I am using only one bucket with different type of documents.
So can you please tell me any example that how can i use covering index for self join and unnest.
Or otherwise please provide me any documentation link where I can find this.

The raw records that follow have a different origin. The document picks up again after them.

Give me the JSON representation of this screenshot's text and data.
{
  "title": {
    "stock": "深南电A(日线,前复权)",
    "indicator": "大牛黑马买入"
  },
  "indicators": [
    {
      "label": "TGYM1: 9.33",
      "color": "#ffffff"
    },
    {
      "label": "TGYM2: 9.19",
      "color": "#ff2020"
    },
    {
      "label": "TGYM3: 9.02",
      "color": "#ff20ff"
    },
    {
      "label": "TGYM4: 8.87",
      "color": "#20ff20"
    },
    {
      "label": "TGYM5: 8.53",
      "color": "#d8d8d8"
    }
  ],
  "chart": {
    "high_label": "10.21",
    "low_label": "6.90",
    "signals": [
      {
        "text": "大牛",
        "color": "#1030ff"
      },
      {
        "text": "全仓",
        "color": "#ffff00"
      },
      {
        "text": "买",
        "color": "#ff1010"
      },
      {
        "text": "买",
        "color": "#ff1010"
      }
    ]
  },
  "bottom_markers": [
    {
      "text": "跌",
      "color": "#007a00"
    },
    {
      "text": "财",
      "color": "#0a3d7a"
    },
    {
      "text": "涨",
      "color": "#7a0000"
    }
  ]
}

I have searched alot for same but did not find anything relative to join with covering.

Regards
Mukesh Raghuwanshi

#12

Hi @mukeshraghu1c,

Here is the pattern:

CREATE INDEX idx1 ON b1(expr4, expr0, expr2, expr3);

SELECT b1.expr0, b2, b3
FROM mybucket b1 UNNEST b1.expr2 AS b2 JOIN mybucket b3 ON KEYS b1.expr3
WHERE b1.expr4 = val4;

This will use idx1 as a covering index.